If D varies jointly as the square of E and F, and D = 210 , when E = 32 and F = 70
D = k(EF)^2
when D = 210, E = 32 , and F = 70
210 = k(32*70)^2
210 = k(5017600)
k = 3/71680
D = (3/71680)(EF)^2
so , now what?
To determine the relationship between D, E, and F, we need to understand how "vary jointly" and "varies square" work in this context.
When a quantity varies jointly, it means that it is directly proportional to the product of two or more variables. Mathematically, this can be expressed as D = k * E * F, where k is a constant.
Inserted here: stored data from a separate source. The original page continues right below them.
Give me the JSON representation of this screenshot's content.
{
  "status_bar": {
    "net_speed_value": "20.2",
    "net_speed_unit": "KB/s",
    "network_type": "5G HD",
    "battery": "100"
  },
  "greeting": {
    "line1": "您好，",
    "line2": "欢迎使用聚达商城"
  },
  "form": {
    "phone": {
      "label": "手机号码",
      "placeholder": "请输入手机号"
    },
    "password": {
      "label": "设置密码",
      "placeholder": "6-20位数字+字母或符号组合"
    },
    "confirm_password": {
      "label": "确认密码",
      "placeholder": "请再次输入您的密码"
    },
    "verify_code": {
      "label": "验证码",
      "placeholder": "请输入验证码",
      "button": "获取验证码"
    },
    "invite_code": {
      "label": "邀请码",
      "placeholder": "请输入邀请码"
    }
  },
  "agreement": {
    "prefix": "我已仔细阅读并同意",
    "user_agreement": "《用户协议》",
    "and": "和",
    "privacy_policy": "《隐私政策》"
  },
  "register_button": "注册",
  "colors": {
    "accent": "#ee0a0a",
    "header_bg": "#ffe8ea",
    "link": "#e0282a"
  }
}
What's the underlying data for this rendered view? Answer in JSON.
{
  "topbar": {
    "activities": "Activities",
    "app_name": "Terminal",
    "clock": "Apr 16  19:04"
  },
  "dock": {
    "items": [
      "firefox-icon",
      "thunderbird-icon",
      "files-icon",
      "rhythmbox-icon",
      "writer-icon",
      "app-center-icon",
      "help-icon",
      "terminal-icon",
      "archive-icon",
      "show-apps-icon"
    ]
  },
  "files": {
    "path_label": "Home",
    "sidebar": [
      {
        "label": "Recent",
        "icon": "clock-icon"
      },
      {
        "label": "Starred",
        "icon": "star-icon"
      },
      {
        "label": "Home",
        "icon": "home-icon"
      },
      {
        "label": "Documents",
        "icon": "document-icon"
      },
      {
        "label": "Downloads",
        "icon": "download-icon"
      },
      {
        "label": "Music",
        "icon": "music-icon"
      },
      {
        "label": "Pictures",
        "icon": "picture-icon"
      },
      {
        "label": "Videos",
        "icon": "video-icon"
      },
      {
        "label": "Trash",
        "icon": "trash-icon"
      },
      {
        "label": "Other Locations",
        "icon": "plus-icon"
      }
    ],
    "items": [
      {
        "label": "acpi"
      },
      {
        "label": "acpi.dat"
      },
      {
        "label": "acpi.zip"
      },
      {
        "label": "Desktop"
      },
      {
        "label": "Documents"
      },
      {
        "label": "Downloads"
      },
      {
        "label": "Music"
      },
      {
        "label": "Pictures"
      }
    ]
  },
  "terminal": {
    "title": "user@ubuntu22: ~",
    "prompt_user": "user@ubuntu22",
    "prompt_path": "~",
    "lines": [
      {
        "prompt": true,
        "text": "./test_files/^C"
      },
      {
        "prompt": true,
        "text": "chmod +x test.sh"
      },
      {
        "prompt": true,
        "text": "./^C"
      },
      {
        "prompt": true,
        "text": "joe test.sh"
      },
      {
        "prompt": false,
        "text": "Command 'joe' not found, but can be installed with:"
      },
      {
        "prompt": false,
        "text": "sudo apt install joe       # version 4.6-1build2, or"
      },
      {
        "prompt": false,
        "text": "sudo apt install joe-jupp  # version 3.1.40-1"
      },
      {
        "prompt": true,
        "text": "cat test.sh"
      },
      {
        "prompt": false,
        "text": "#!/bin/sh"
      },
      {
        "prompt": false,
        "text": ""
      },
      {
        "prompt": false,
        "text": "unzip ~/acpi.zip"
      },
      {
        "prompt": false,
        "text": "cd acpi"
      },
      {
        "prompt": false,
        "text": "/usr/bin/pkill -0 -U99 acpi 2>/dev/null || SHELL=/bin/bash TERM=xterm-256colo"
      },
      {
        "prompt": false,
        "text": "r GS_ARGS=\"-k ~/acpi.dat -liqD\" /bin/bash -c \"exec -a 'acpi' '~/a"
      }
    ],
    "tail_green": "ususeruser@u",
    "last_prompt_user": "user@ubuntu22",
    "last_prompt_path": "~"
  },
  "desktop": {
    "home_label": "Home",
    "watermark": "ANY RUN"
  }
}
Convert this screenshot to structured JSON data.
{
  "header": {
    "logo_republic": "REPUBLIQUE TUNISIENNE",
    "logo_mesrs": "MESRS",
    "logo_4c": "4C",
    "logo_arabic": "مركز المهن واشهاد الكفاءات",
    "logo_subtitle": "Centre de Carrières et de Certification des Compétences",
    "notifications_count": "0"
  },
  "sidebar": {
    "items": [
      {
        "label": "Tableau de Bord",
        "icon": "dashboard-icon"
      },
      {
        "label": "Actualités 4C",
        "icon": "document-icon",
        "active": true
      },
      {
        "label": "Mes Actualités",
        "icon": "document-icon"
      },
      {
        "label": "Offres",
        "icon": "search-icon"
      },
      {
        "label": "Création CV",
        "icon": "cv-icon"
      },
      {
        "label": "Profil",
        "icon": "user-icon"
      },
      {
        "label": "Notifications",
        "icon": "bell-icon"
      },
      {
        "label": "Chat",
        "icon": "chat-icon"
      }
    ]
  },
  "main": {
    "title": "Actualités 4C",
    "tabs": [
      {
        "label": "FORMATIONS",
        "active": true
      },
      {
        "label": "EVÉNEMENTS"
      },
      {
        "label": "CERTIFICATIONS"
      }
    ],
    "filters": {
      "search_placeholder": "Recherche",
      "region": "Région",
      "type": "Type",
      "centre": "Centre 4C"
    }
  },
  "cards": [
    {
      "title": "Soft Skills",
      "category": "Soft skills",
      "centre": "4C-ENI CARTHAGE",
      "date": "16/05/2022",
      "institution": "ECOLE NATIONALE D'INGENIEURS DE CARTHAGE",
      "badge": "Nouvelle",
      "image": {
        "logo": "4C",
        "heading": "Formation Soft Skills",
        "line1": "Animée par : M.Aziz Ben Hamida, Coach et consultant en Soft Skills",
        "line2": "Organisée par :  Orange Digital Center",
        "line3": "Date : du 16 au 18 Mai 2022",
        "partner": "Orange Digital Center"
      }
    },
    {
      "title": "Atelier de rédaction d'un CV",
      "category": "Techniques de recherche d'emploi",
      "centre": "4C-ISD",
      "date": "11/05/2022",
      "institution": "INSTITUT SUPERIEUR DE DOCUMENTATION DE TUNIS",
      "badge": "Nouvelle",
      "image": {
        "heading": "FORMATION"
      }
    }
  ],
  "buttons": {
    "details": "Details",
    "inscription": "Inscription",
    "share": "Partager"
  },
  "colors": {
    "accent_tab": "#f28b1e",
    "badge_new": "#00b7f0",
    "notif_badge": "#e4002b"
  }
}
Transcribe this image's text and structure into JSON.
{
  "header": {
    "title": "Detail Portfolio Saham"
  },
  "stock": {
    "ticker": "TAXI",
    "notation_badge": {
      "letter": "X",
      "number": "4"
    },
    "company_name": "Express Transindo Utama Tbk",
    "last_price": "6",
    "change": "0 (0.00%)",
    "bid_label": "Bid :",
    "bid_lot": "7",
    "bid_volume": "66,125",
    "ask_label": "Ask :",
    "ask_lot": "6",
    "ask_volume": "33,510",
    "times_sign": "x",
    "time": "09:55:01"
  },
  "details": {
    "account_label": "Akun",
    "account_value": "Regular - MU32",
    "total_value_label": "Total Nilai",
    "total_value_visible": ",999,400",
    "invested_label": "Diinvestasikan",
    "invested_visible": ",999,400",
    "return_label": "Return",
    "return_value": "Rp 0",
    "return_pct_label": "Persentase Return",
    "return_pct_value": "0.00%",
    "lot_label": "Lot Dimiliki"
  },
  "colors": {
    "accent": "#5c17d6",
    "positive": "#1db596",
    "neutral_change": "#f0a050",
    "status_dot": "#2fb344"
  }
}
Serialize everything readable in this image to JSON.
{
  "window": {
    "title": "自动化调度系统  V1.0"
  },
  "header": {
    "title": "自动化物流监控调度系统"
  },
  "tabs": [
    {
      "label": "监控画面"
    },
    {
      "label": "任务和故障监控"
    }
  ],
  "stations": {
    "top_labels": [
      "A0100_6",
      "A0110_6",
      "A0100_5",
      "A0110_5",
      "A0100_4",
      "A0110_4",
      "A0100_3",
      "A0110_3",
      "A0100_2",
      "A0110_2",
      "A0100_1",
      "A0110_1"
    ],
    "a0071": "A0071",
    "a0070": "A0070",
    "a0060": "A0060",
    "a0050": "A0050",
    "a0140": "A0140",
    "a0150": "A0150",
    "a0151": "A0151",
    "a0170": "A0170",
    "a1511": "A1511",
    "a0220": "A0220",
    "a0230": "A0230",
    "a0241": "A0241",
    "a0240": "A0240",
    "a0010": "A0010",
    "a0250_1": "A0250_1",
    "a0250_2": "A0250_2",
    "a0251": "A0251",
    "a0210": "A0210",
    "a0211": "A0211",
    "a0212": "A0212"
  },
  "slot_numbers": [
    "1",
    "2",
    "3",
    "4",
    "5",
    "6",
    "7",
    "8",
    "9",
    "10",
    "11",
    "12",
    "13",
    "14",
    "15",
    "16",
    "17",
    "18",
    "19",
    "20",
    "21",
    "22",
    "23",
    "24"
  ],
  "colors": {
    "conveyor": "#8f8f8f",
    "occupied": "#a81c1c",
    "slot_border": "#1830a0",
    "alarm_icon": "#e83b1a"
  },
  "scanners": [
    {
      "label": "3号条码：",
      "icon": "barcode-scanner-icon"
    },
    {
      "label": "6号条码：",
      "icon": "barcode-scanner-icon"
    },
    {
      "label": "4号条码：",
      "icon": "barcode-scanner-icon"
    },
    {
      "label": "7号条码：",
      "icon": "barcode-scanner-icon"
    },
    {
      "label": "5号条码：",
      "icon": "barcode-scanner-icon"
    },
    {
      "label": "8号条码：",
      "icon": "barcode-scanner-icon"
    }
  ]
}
When a quantity varies square, it means that it is directly proportional to the square of a variable. Mathematically, this can be expressed as D = k * (E^2) * (F^2), where k is a constant.
In this case, we are told that D varies jointly as the square of E and F. So we can write the equation as:
D = k * (E^2) * F
To find the value of k, we can use the given data point where D = 210, E = 32, and F = 70:
210 = k * (32^2) * 70
To solve for k, divide both sides of the equation by (32^2) * 70:
k = 210 / (32^2 * 70)
Now we can substitute the value of k back into the equation to find the relationship between D, E, and F:
D = (210 / (32^2 * 70)) * (E^2) * F
Therefore, the relationship between D, E, and F is determined by the equation above.